なお、上述の映像評価装置５は、内部にコンピュータシステムを有している。そして、映像評価装置５の動作の過程は、プログラムの形式でコンピュータ読み取り可能な記録媒体に記憶されており、このプログラムをコンピュータシステムが読み出して実行することによって、上記処理が行われる。ここでいうコンピュータシステムとは、ＣＰＵ及び各種メモリやＯＳ、周辺機器等のハードウェアを含むものである。 In addition, the above-mentioned video evaluation apparatus 5 has a computer system inside. The operation process of the video evaluation apparatus 5 is stored in a computer-readable recording medium in the form of a program, and the above processing is performed by the computer system reading and executing this program. The computer system here includes a CPU, various memories, an OS, and hardware such as peripheral devices.

また、「コンピュータシステム」は、ＷＷＷシステムを利用している場合であれば、ホームページ提供環境（あるいは表示環境）も含むものとする。
また、「コンピュータ読み取り可能な記録媒体」とは、フレキシブルディスク、光磁気ディスク、ＲＯＭ、ＣＤ−ＲＯＭ等の可搬媒体、コンピュータシステムに内蔵されるハードディスク等の記憶装置のことをいう。さらに「コンピュータ読み取り可能な記録媒体」とは、インターネット等のネットワークや電話回線等の通信回線を介してプログラムを送信する場合の通信線のように、短時間の間、動的にプログラムを保持するもの、その場合のサーバやクライアントとなるコンピュータシステム内部の揮発性メモリのように、一定時間プログラムを保持しているものも含むものとする。また上記プログラムは、前述した機能の一部を実現するためのものであってもよく、さらに前述した機能をコンピュータシステムにすでに記録されているプログラムとの組み合わせで実現できるものであってもよい。 Further, the “computer system” includes a homepage providing environment (or display environment) if a WWW system is used.
The “computer-readable recording medium” refers to a storage device such as a flexible medium, a magneto-optical disk, a portable medium such as a ROM and a CD-ROM, and a hard disk incorporated in a computer system. Furthermore, the “computer-readable recording medium” dynamically holds a program for a short time like a communication line when transmitting a program via a network such as the Internet or a communication line such as a telephone line. In this case, a volatile memory in a computer system serving as a server or a client in that case, and a program that holds a program for a certain period of time are also included.
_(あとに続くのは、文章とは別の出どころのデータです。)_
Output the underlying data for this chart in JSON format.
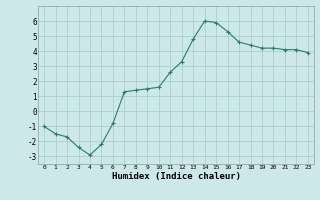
{
  "x": [
    0,
    1,
    2,
    3,
    4,
    5,
    6,
    7,
    8,
    9,
    10,
    11,
    12,
    13,
    14,
    15,
    16,
    17,
    18,
    19,
    20,
    21,
    22,
    23
  ],
  "y": [
    -1.0,
    -1.5,
    -1.7,
    -2.4,
    -2.9,
    -2.2,
    -0.8,
    1.3,
    1.4,
    1.5,
    1.6,
    2.6,
    3.3,
    4.8,
    6.0,
    5.9,
    5.3,
    4.6,
    4.4,
    4.2,
    4.2,
    4.1,
    4.1,
    3.9
  ],
  "xlabel": "Humidex (Indice chaleur)",
  "ylim": [
    -3.5,
    7.0
  ],
  "xlim": [
    -0.5,
    23.5
  ],
  "yticks": [
    -3,
    -2,
    -1,
    0,
    1,
    2,
    3,
    4,
    5,
    6
  ],
  "xticks": [
    0,
    1,
    2,
    3,
    4,
    5,
    6,
    7,
    8,
    9,
    10,
    11,
    12,
    13,
    14,
    15,
    16,
    17,
    18,
    19,
    20,
    21,
    22,
    23
  ],
  "line_color": "#2d7a6e",
  "marker": "+",
  "bg_color": "#cce8e8",
  "grid_color": "#aad0d0",
  "title": ""
}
The program may be a program for realizing a part of the functions described above, and may be a program capable of realizing the functions described above in combination with a program already recorded in a computer system.

１映像蓄積部
２映像再生部
３視線測定部
４視線データ蓄積部
５映像評価装置
１０映像評価システム
５１潜時抽出部
５２サッカード抽出部
５３注視領域抽出部
５４窓関数算出部
５５ターゲット領域抽出部
５６ターゲットフレーム抽出部
５７顕著性マップ算出部
５８誘目度算出部
５９記憶部 DESCRIPTION OF SYMBOLS 1 Image | video storage part 2 Image | video reproduction | regeneration part 3 Eye-gaze measurement part 4 Eye-gaze data storage part 5 Image | video evaluation apparatus 10 Image | video evaluation system 51 Latency extraction part 52 Saccade extraction part 53 Gaze area extraction part 54 Window function calculation part 55 Target area extraction part 56 Target frame extraction unit 57 Saliency map calculation unit 58 Attraction level calculation unit 59 Storage unit

Claims

A saccade extraction unit that identifies the frame from the start to the end of saccade based on the moving speed of the viewpoint obtained from the line-of-sight data indicating the viewpoint during video viewing for each frame;
A gaze area that identifies the frame that has been watched from the frame from the end of saccade to the start of the next saccade based on the moving speed, and extracts a gaze area based on the viewpoint in the identified frame An extractor;
A window function calculation unit that calculates an area window function representing a weighting coefficient in the gaze area based on the distribution of the viewpoint in the frame from which the gaze area is obtained;
From the frame at the end of saccade, from the state in which the target of gaze is determined internally to the start of movement of the line of sight, the latency is the sum of the time required for saccade and the time required for saccade A target frame extraction unit that extracts the frame that is traced back by the number of frames as a target frame;
A saliency map calculating unit that calculates a saliency map in which the degree of saliency is quantified for each pixel or each block of an image based on a map that calculates a value of a feature amount for each pixel of the target frame;
Using a value obtained by applying the area window function to the portion of the saliency map corresponding to the gaze area, and an attractiveness calculating unit that calculates an attractiveness that is a value that quantitatively represents attractiveness;
A video evaluation apparatus comprising:

The window function calculating unit adds a distribution obtained by applying a two-dimensional mixed normal distribution to the viewpoint included in the gaze area, and an area within a certain distance from the viewpoint for all the viewpoints included in the gaze area. The area window function is calculated by a distribution normalized after matching, or a distribution with a uniform value within a certain distance from the center of gravity of the viewpoint included in the gaze area,
The video evaluation apparatus according to claim 1, wherein:

Based on the viewpoint data measured when the target position is switched and displayed in time, saccade to the target starts from the time when the target presentation starts for each target. A latency extraction unit that calculates a delay time that is a difference up to the determined time, and calculates the latency by averaging the delay times calculated for the plurality of targets.
The video evaluation apparatus according to claim 1, wherein the video evaluation apparatus is a video evaluation apparatus.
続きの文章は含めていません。